Any good gift apart from salvation is seasonal, and if we try to hold onto it out of season, it will turn bitter.
The kids ran through the front door and tried to see how loud their voices were bouncing off cleared floors and bare walls. “Meet us in the living room!” Robert called. When the kids joined us, I said, “This was our house, and we’ll say goodbye to it as a family.” There was a palpable reverence as the six of us walked through each room of our empty home.
We expressed our appreciation for spaces, reminisced on sweet memories, and acknowledged the sorrow held between walls. The empty rooms echoed, but faint, almost visible moments drifted through each room.
I was ready to open the door and say goodbye.
We paused in Lucy and Jane’s room. It’s the room that was meant to be shared but held tragedy instead. “Why did you keep the door shut for so long after Jane died?” George wondered aloud. With a brief exhale, I responded, “It made me sad, and I felt very protective of her things. I didn’t want anyone to move anything or accidentally get rid of something.

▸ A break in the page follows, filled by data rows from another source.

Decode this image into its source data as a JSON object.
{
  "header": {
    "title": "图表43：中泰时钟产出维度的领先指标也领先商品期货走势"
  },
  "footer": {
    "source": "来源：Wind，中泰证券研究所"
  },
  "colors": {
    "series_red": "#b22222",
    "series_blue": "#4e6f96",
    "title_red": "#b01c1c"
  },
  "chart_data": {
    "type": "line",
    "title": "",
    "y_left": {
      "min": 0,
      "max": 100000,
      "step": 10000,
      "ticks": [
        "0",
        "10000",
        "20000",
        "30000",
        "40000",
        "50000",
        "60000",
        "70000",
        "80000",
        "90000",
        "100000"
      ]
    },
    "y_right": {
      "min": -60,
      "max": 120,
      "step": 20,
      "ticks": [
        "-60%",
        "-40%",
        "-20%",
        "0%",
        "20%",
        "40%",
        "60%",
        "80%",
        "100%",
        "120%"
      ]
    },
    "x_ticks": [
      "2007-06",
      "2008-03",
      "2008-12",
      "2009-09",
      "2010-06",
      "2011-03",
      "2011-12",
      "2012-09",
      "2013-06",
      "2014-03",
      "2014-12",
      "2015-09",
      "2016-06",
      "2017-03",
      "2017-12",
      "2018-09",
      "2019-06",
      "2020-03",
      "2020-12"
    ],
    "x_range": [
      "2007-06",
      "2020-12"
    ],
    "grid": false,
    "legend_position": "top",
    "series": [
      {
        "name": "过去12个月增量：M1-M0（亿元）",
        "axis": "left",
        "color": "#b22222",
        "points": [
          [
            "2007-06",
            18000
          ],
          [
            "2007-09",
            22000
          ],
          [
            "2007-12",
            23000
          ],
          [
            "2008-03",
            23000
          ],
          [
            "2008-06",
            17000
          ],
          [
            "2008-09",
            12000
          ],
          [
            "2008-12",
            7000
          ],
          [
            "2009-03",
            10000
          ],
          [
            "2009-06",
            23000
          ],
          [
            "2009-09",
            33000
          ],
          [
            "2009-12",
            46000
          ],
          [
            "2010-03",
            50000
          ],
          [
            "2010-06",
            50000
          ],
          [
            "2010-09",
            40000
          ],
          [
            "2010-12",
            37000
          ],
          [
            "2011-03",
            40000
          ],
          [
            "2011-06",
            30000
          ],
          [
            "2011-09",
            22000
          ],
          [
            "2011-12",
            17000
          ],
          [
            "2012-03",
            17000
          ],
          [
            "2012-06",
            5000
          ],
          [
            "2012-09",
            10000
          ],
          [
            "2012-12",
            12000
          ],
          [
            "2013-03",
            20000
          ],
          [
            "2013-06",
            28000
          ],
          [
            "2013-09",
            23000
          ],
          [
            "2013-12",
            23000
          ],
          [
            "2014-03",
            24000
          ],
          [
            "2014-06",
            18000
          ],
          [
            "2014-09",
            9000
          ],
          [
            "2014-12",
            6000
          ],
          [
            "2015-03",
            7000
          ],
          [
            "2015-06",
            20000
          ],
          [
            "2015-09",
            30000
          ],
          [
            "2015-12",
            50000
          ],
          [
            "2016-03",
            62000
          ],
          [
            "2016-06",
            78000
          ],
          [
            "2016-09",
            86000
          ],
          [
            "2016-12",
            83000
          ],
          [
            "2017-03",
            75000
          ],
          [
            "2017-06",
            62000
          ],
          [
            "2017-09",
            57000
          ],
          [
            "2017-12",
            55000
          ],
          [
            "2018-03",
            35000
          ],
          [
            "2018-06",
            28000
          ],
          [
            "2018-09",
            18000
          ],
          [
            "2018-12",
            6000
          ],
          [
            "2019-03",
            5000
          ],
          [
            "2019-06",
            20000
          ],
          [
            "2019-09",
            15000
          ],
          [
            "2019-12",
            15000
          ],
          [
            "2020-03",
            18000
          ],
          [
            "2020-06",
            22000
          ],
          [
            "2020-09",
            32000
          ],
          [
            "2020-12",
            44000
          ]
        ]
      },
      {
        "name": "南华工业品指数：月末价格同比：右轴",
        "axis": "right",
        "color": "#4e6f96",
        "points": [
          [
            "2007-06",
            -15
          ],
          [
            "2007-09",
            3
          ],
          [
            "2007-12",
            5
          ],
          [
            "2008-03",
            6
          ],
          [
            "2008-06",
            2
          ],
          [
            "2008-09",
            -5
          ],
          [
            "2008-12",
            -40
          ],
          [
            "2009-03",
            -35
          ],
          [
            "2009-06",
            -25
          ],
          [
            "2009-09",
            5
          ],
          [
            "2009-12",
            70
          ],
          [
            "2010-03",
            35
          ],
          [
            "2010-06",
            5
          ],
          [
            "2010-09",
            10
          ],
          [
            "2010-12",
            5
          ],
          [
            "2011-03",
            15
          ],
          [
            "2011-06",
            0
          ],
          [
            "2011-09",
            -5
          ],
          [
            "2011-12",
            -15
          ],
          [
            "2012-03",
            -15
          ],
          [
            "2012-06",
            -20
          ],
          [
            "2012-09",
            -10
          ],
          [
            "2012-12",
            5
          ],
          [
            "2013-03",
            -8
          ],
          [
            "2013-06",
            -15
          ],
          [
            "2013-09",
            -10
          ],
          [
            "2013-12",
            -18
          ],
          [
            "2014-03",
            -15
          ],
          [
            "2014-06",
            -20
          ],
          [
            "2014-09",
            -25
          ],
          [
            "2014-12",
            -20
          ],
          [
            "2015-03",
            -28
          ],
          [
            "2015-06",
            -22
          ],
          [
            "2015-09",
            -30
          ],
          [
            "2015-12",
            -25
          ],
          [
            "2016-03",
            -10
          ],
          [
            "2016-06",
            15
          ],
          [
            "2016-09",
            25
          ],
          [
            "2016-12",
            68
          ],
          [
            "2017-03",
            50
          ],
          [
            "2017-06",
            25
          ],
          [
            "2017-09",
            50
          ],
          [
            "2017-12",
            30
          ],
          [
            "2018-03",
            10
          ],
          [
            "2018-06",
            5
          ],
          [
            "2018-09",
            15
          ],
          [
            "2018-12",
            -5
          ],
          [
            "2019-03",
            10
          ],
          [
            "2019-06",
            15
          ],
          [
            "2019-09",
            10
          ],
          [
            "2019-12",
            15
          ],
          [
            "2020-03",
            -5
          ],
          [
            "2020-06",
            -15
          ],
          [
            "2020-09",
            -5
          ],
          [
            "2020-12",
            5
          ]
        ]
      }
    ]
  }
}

But then, one day, I was ready to open the door.” He smiled and nodded in understanding before running to the next room.
Ten months ago, I sat on my couch in our living room and cried, “I can’t leave this house. I’ll never be able to leave this house.” It made me sad to think about, and I felt protective of a place that held so many emotions for our family. Today, I stood in that exact spot. There were no tears, but peace. I was ready to open the door and say goodbye.
James 1:17 says, “Every good and perfect gift is from above, coming down from the Father of the Heavenly lights who does not change like shifting shadows.”
I believe our home was a good gift, and our time in Georgia has also been a good gift; and I know that both were given by our Heavenly Father. I also understand that any good gift apart from salvation is seasonal, and if we try to hold onto it out of season, it will turn bitter.
Our lives are a story made up of stanzas and chapters. We’ve had many sweet chapters in our little family, and we’ve had horribly difficult ones. Today, it seemed we bid farewell to a book, not just a chapter. It’s a book in a series, and while it ended on a bit of a cliffhanger, it also offered satisfying closure.
We have a beautiful opportunity to completely trust the Author
We’re excited about what lies ahead of our family, and we also hold profound gratitude for what has been. It is the surrender of good things before they become bitter or become an idol. It’s appreciating the Giver above the gift. One day we won’t need to say goodbye. One day all will be good and nothing bittersweet.
As believers, we have a beautiful opportunity to completely trust the Author, and we should count it an honor to play a role in his ultimate story.